Developing beekeeping and exploiting the honey value chain in the buffer zones of Langtang National Park has two main objectives. The first is to help improve the living conditions of local people by guaranteeing them a sustainable income. The second is to reduce conflict between the park and the local people. The park’s restrictive regulations on access to land and natural resources systematically conflict with the survival strategies of the local people.

But why honey? Firstly, because beekeepers, or those who aspire to become beekeepers, possess or can quickly acquire the techniques, tools and know-how essential to efficient, sustainable, high-quality production. Secondly, because beekeeping and bees respect and contribute to the development of biodiversity. In short, this activity is good for the environment, as confirmed by the Langtang National Park.
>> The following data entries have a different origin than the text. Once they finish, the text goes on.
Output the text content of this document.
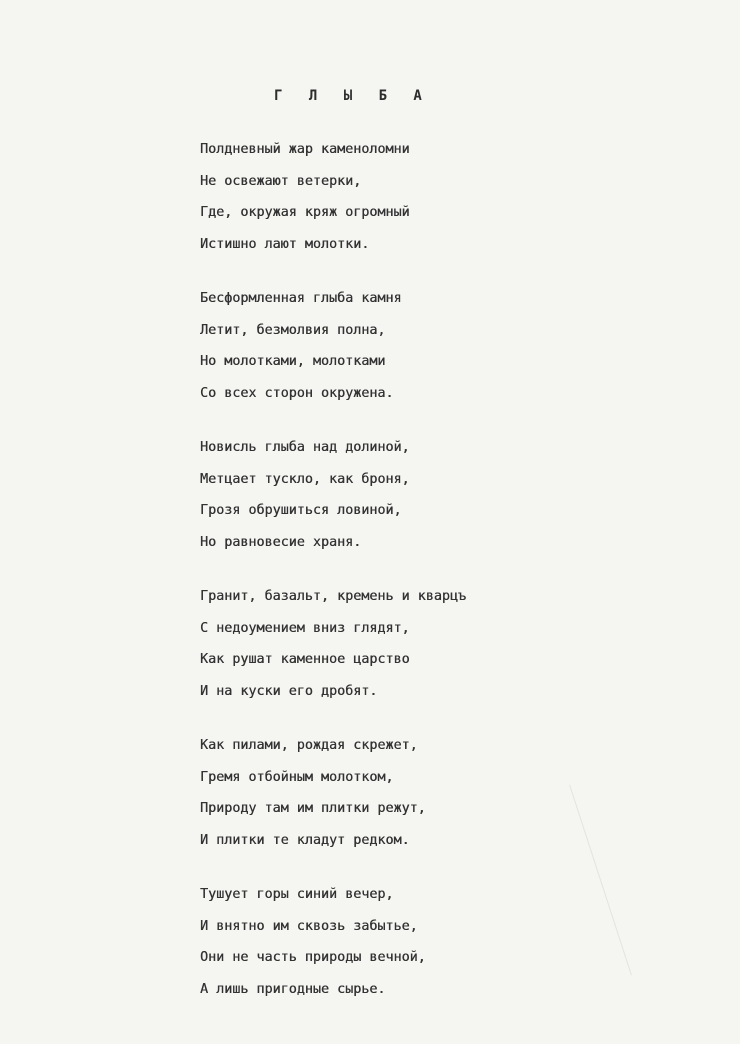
Г Л Ы Б А
Полдневный жар каменоломни
Не освежают ветерки,
Где, окружая кряж огромный
Истишно лают молотки.
Бесформленная глыба камня
Летит, безмолвия полна,
Но молотками, молотками
Со всех сторон окружена.
Новисль глыба над долиной,
Метцает тускло, как броня,
Грозя обрушиться ловиной,
Но равновесие храня.
Гранит, базальт, кремень и кварцъ
С недоумением вниз глядят,
Как рушат каменное царство
И на куски его дробят.
Как пилами, рождая скрежет,
Гремя отбойным молотком,
Природу там им плитки режут,
И плитки те кладут редком.
Тушует горы синий вечер,
И внятно им сквозь забытье,
Они не часть природы вечной,
А лишь пригодные сырье.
The success of the project obviously depends on the establishment of a professional framework, combining specific training initiatives, the assistance of experts in the technical and marketing fields, and the allocation of hives and suitable equipment to operate them…

An appropriate professional framework

Among the initiatives undertaken for 50 beekeepers is the organisation of technical training courses designed to improve hive management and establish monthly technical monitoring.  These courses are given in two three-day sessions, led by a local expert.

The other technical training course, given to the same 50 beekeepers, covers harvesting and post-harvest management, as well as honey processing and storage. Technical equipment was also distributed: a refractometer, essential for determining the density and moisture content of the honey, honey scrapers to collect all the honey easily and without loss, glass jars, etc.

Once the beneficiaries have been assessed and selected, the programme will then distribute additional hives to boost production.

And to ensure that the honey produced can find outlets, particularly on the local Rasuwa market and in Kathmandu, an expert will help the beekeepers to draw up their marketing plan.

Among the other specialists involved in the project, a consultant on the honey value chain in Nepal will carry out a market study and draw up a business plan. On a more original note, a partnership with a beekeeper from the Trento Beekeepers’ Association in Italy will broaden the scope of the project.

An extension of the project…

The project, aimed at 75% of women, is part of Nepal’s gender equality and social inclusion plan, as it helps to strengthen the capacities of disadvantaged communities, where the majority of women belong to the Tamang ethnic minority.

Almayuda has found its own values here, as well as consistency in time and space, by extending its partnership with Asia Onlus in the same region of Nepal with a new project.